Poco después se celebró, en efecto, su matrimonio con Doña Juana, hermana del Rey de Portugal, «de la que había oído ser muy señalada mujer en gracias y en hermosura». Parece, pues, que al lado de las razones políticas, que no son de nuestra competencia, había evidentes razones biológicas en la preparación del nuevo enlace, que tantos sucesos memorables había de engendrar para la historia de Castilla y del mundo.
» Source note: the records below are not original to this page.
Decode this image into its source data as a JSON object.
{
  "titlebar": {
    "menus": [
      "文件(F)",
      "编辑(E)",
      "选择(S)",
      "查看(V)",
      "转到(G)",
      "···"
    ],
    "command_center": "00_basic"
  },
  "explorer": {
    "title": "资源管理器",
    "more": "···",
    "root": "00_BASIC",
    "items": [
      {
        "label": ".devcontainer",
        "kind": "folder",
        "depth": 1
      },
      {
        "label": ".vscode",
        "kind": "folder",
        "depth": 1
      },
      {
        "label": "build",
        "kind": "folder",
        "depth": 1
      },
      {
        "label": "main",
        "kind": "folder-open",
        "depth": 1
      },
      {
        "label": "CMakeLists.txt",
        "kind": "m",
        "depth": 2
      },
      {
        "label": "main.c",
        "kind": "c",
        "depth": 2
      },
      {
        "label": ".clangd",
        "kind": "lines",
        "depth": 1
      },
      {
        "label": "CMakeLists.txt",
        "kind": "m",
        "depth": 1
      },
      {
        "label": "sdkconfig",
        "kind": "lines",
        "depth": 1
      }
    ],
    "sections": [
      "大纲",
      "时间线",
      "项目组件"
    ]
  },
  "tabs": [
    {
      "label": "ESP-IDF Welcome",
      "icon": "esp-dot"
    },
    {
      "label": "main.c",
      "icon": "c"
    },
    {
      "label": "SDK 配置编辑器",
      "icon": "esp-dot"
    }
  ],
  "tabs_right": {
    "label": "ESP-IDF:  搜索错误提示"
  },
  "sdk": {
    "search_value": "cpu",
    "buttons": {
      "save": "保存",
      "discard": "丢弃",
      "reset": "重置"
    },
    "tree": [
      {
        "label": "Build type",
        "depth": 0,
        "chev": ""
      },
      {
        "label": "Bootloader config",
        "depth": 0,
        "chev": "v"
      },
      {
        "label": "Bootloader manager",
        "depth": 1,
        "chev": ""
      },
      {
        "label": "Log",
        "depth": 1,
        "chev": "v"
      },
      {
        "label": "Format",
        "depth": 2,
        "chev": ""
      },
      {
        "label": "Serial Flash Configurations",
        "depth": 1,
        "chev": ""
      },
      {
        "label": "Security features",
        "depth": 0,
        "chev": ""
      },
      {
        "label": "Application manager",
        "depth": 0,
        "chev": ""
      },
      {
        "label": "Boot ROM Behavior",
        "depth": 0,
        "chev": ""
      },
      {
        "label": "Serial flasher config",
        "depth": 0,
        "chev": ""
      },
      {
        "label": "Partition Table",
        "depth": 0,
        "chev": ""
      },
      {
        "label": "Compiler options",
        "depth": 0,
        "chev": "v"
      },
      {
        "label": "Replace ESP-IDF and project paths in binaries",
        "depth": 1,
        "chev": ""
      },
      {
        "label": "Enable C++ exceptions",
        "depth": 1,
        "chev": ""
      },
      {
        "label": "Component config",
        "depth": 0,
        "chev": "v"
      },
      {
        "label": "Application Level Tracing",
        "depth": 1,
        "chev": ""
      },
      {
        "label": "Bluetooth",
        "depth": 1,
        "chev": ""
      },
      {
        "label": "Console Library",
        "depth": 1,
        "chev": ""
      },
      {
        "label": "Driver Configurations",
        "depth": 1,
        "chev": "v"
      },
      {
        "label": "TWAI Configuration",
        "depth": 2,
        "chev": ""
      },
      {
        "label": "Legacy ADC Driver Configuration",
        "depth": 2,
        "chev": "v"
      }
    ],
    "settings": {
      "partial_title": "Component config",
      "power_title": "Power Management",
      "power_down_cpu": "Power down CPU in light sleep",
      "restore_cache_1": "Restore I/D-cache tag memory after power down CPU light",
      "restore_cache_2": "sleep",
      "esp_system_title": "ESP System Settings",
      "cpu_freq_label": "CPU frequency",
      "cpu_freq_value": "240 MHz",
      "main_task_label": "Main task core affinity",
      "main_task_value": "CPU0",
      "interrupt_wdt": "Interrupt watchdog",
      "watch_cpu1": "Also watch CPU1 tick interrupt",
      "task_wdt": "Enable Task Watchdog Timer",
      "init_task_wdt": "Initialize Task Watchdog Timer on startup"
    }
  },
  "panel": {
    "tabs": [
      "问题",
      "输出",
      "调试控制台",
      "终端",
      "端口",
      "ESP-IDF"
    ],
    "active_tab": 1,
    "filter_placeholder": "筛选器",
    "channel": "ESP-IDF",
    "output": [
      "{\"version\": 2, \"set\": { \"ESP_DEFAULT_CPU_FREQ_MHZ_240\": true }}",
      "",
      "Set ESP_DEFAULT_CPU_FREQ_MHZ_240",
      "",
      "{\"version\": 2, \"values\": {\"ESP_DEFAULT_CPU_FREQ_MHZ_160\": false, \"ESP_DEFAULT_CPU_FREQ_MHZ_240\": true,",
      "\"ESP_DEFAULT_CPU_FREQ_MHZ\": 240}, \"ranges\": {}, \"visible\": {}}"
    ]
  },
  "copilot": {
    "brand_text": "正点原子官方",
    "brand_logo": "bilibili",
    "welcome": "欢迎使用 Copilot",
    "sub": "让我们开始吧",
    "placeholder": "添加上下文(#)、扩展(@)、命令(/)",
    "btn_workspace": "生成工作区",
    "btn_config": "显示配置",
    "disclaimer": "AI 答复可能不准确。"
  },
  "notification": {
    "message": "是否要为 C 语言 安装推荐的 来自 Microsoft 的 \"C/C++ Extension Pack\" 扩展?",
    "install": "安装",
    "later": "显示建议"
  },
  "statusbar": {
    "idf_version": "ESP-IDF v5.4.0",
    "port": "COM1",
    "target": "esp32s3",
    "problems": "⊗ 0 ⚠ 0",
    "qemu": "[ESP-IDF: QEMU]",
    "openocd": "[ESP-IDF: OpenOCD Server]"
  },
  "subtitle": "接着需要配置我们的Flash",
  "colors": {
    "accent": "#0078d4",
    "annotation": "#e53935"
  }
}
No debía, sin embargo, tenerlas todas consigo el Rey —y ello confirma nuestro diagnóstico de timidez sexual—, pues en la primera entrevista con la hermosa prometida, que sólo contaba dieciséis años, contrastaba la algazara y el lujo del séquito real con la actitud de Don Enrique, que Palencia, al que —repitámoslo— el fino espíritu de observación salva de todos sus apasionamientos, describe así: «no era su aspecto de fiestas, ni en su frente brillaba tampoco la alegría, pues su corazón no sentía el menor estímulo de regocijo; por el contrario, el numeroso concurso y la muchedumbre, ansiosa de espectáculo, le impulsaba a buscar parajes escondidos; así que como a su pesar, y cual si fuese a servir de irrisión a los espectadores, cubrió su frente con un bonete y no quiso quitarse el capuz». Perspicaz pintura del tímido frente a los acontecimientos azarosos de una noche de bodas, sobre todo para quien, como él, tenía del lance tan escarmentada experiencia.

No se sabe exactamente lo que ocurrió en ella

[61], pues, al parecer, Don Enrique había tenido la precaución —ya citada, harto sospechosa y no comentada por los historiadores— de derogar para esta segunda luna de miel «la antigua y aprobada ley de los reyes de Castilla, la cual prescribe que, al consumarse el matrimonio, se encuentren en la real cámara un notario y testigos». Siendo la restauración de esta ley, precisamente, una de las peticiones suplicadas al Monarca en la reunión de nobles y prelados que, por iniciativa del marqués de Villena, se reunió años después en Alcalá de Henares [62].

Respecto a la vida conyugal ulterior del nuevo matrimonio, las noticias son particularmente embrolladas, pues la pasión política culminó al comentarla, ya que de su curso normal o anormal dependía el fallo del pleito de la legitimidad de Doña Juana la Beltraneja, que tan hondamente dividió a los españoles, propensos siempre a la bandería frenética, y, generalmente, por razones que en nada afectan a su progreso y a su bienestar.